The Buddha stands on a three-tiered octagonal pedestal surmounted by a rounded base decorated with stylized lotuses. Each of the tiers is highly decorated with foliate motifs encircling them. The Buddha is protected by a three-part highly decorative pierced parasol, one of the Eight Auspicious Symbols. It is associated with wealth, nobility, high rank, royalty and power, since one had to be rich enough to possess such an item to be protected from the sun and rain, and they were normally carried by servants. In Buddhism, it signifies the Buddha's spiritual power in protecting beings from the miseries of samsara, the cycle of life, and its symbol of material wealth and power has come to be a sign and emblem of spiritual power.
The Buddha is flanked by a pair of standing monks, probably Moggallana and Sariputta, the first two disciples of the Buddha. Among all His disciples, the Buddha trusted Sariputta the most and asked him to be a teacher to his son Rahula. Moggallana was known for his supernatural powers: he had the divine powers to hear any sounds, whether near or far, and to see things through obstructions. Both were known for their wisdom and were entrusted by the Buddha to keep the doctrine pure.

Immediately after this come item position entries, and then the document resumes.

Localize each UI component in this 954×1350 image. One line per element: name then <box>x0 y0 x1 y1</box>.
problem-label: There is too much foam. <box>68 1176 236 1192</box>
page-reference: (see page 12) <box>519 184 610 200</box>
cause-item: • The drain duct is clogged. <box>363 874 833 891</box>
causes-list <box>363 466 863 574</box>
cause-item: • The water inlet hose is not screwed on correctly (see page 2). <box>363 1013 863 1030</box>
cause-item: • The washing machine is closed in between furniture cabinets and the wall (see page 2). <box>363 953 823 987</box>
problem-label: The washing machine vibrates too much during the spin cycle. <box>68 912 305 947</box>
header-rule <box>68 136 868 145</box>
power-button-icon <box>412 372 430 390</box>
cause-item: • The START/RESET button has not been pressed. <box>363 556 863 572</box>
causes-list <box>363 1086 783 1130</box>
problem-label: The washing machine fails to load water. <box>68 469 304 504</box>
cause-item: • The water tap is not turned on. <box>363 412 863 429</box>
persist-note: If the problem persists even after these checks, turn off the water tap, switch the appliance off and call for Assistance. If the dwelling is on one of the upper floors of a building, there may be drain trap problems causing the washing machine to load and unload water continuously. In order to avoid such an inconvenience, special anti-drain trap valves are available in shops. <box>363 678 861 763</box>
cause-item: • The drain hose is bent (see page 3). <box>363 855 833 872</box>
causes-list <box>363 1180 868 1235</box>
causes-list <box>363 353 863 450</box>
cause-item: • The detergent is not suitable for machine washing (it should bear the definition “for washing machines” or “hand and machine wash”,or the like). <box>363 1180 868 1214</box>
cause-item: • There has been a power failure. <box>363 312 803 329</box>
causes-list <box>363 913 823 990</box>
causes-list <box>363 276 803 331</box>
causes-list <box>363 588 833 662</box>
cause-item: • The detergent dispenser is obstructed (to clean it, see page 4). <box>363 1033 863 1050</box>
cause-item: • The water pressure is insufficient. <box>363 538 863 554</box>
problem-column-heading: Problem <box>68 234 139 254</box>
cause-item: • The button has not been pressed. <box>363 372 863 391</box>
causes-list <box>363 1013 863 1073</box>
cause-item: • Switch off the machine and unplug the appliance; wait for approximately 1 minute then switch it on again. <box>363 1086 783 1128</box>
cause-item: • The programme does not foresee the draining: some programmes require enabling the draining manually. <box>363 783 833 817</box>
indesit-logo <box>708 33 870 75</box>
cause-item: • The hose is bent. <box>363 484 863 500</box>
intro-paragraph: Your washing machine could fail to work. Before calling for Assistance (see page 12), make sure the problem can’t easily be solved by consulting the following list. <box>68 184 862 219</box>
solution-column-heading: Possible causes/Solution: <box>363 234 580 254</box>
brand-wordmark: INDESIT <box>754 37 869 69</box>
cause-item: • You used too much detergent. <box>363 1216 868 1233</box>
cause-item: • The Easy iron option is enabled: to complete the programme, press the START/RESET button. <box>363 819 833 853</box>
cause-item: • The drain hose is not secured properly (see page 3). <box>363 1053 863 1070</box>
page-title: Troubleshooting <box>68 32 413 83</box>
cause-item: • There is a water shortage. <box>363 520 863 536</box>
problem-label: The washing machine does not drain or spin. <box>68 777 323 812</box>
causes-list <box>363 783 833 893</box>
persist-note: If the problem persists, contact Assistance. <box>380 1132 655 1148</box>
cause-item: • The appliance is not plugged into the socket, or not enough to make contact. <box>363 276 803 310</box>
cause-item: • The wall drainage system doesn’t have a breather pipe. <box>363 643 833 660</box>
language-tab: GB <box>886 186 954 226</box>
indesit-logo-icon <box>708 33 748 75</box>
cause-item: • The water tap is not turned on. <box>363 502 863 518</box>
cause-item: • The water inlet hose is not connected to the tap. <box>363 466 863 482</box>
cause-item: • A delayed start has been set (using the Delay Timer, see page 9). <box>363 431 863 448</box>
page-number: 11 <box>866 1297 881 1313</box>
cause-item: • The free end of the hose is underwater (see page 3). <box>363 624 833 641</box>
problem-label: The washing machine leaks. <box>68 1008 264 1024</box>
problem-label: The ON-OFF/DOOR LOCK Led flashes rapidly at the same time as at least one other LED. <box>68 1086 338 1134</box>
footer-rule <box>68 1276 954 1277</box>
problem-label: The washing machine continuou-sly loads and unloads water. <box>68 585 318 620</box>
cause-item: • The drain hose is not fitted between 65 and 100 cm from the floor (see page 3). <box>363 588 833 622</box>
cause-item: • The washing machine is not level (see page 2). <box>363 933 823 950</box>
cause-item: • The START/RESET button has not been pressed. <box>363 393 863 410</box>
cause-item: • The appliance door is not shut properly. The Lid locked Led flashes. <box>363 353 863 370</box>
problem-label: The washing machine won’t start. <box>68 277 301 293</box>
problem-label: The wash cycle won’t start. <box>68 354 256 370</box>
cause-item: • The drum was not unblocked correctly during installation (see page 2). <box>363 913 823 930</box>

The monks stand with their hands in the anjali-mudra (also known as namaskara-mudra) with the palms pressed together in front of the heart, forming the shape of a lotus bud in gesture of greeting, respect and reverence. This mudra is usually offered between those of equal status or from junior to senior, as in this triad of two monks around the Buddha. The hands can also be seen as forming a diamond in which two 'worlds' are joined, and the resulting union is symbolic of the eternal, indestructible truth that is the Dharma. This mudra is often associated with Moggallana and Sariputta who are entrusted with spreading the Dharma. The monks are adorned in ornate brocaded robes complimenting that of the Buddha.